Cicerone Guide: Winter Climbs in the Cairngorms£16.95, added Feb/2012, see all Cicerone Press news & reviews
announcement by Cicerone Press
Published: 15 Dec 2011
For more information or to purchase this book:
The major climbing venues of the Cairngorms provide some of the finest winter routes in Britain. From the remote corries of Braeriach and Beinn a'Bhuird to the magnificent cliffs of Lochnagar and Creag an Dubh Loch and the readily accessible Northern Corries of Cairngorm, every aspect of winter climbing is to be found here.
There is a complete range of various difficulties, lengths and styles in the Cicerone guide, from straightforward climbs to some of exceptional difficulty. Some routes are easily accessible, others are extremely remote but all require a solid mountaineering background.
Set in the heart of Scotland, the classic gully routes of Lochnagar are here as are the more remote and serious climbs on Braeriach. With something to suit all winter climbers, the Cairngorms has it all.
About the authors
Allen Fyffe has been an active mountaineer for over 40 years and has completed over 200 new routes in Scotland in both summer and winter. He has also climbed in Canada and Peru but is especially active in the Cairngorms.
Blair Fyffe has rock climbed extensively throughout Britain and Europe and has climbed new winter routes in Norway and new alpine routes in Kyrgyzstan. In 2006 he completed a PhD in slab avalanche release at Edinburgh University.
Sample Route - Coire an Lochain
NH 985 025
This is the most westerly of the Northern Corries of Cairngorm and consists of a compact headwall of cliffs lying below the summit of Cairn Lochain and overlooking a huge pink slab – The Great Slab. This is a slope prone to avalanches and should be treated with caution.
The buttresses themselves are numbered 1 to 4, from left to right, and are separated by obvious gullies. On the left is The Vent, initially narrow but opening out into a wide funnel above; in the centre of the cliff is the wide diagonal of The Couloir; and tucked into the right-hand corner of the corrie are the two branches of Y Gully, separated by a narrow rock pillar. The rock in this corrie is very blocky and split by a succession of prominent crack and corner lines, which give some very fine mixed buttress routes.
From the ski area car park in Coire Cas contour the Fiacaill a'Choire Chais, initially as for Coire an t-Sneachda, but take the lower track at the fork after a few hundred metres. Cross the stream and continue on one of several paths (not all shown on the map) which lead roughly south into the corrie. It is surprisingly easy to miss the corrie in bad visibility, and careful navigation is recommended in bad conditions. To gain the foot of the routes it is best to ascend the slope to one side or other of The Great Slab, depending on where your chosen route lies.
Follow the corrie edge, going roughly south-west, and descend back into the corrie to the north of the lochans or continue northwards down the ridge.

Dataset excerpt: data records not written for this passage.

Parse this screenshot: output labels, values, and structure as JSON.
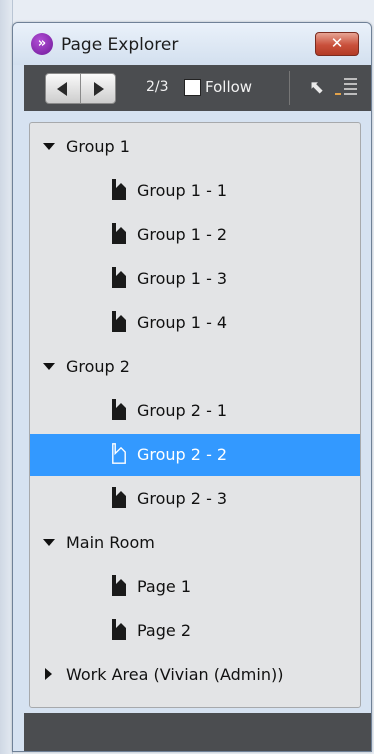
{
  "window": {
    "title": "Page Explorer",
    "close_label": "✕",
    "app_icon_glyph": "»"
  },
  "toolbar": {
    "page_count": "2/3",
    "follow_label": "Follow",
    "follow_checked": false,
    "prev_icon": "triangle-left-icon",
    "next_icon": "triangle-right-icon",
    "back_icon_glyph": "⬉",
    "list_icon": "list-icon"
  },
  "tree": {
    "groups": [
      {
        "label": "Group 1",
        "expanded": true,
        "pages": [
          "Group 1 -  1",
          "Group 1 -  2",
          "Group 1 -  3",
          "Group 1 -  4"
        ]
      },
      {
        "label": "Group 2",
        "expanded": true,
        "pages": [
          "Group 2 -  1",
          "Group 2 -  2",
          "Group 2 -  3"
        ]
      },
      {
        "label": "Main Room",
        "expanded": true,
        "pages": [
          "Page 1",
          "Page 2"
        ]
      },
      {
        "label": "Work Area (Vivian (Admin))",
        "expanded": false,
        "pages": []
      }
    ],
    "selected_page": "Group 2 -  2"
  },
  "colors": {
    "selection": "#3399ff",
    "toolbar": "#4b4d50",
    "tree_background": "#e3e4e6",
    "page_icon": "#1a1a1a"
  }
}
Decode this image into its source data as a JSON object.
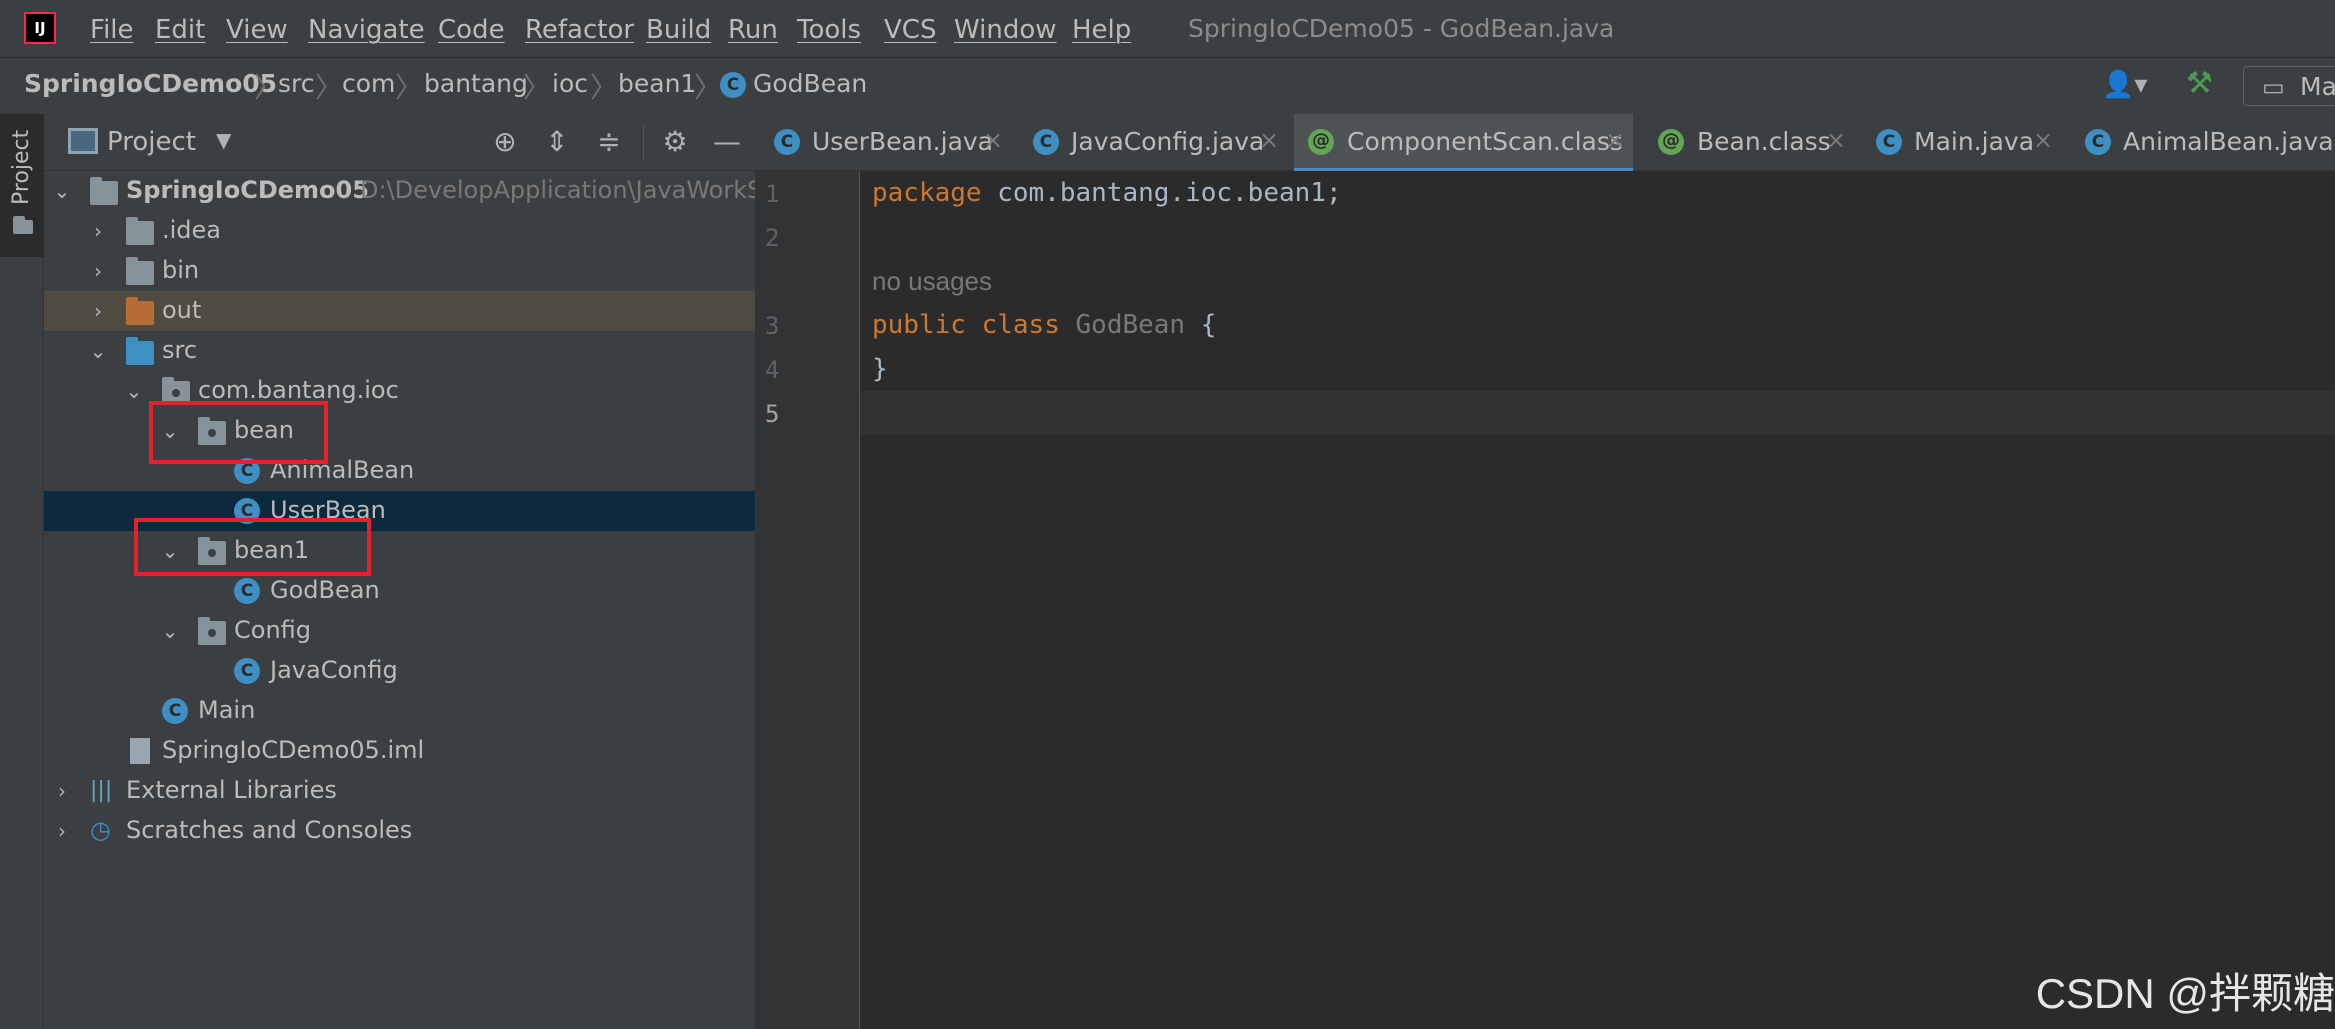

The latter is safer when there is any avalanche risk. Alternatively, the Fiacaill Ridge can be descended or the plateau rim followed to eventually descend into Coire an t-Sneachda by the Goat Track or continue round and down the Fiacaill a'Choire Chais.
This is a high cliff with its base at around 1100m. It comes into condition very quickly with snow and cold weather. However, good conditions can also extend well into the spring. Mixed routes are the first to be climbable, with the snow and ice routes taking a little longer to form. With a huge area of snow-collecting plateau above the cliff, there can be a substantial build-up of snow. This, combined with its northerly aspect and height, may mean that occasional routes, such as the branches of Y Gully, are climbable into June some years, while some of the buttresses may be good in October. Avalanches can be real hazard both below the cliff and from cornices and build-up at the top. The Great Slab is a notorious avalanche slope, and a huge full-depth avalanche occurs here each spring. At other times it becomes sheathed in ice, and it is worth avoiding this slope most of the time.
Number 1 Buttress
This buttress, the left-hand one, is cut by some deep and prominent corners; the right side is a steep wall overlooking The Vent. The front face is also steep, but merges into broken ground on the left.
Iron Butterfly 150m III
S Docherty and B Gorman, 31 December 1969
Climbs the more broken ground bounding the left side of the more continuous rock. Start in a huge open corner about 40m below and left of The Vent. Climb a groove in the corner to a ledge below an obvious crack in a steep wall. Go right and up snow to below another steep wall, then turn this on the left to reach more snow, which is climbed to the next steep wall. Go diagonally right to gain a wide gully, which is followed to the top.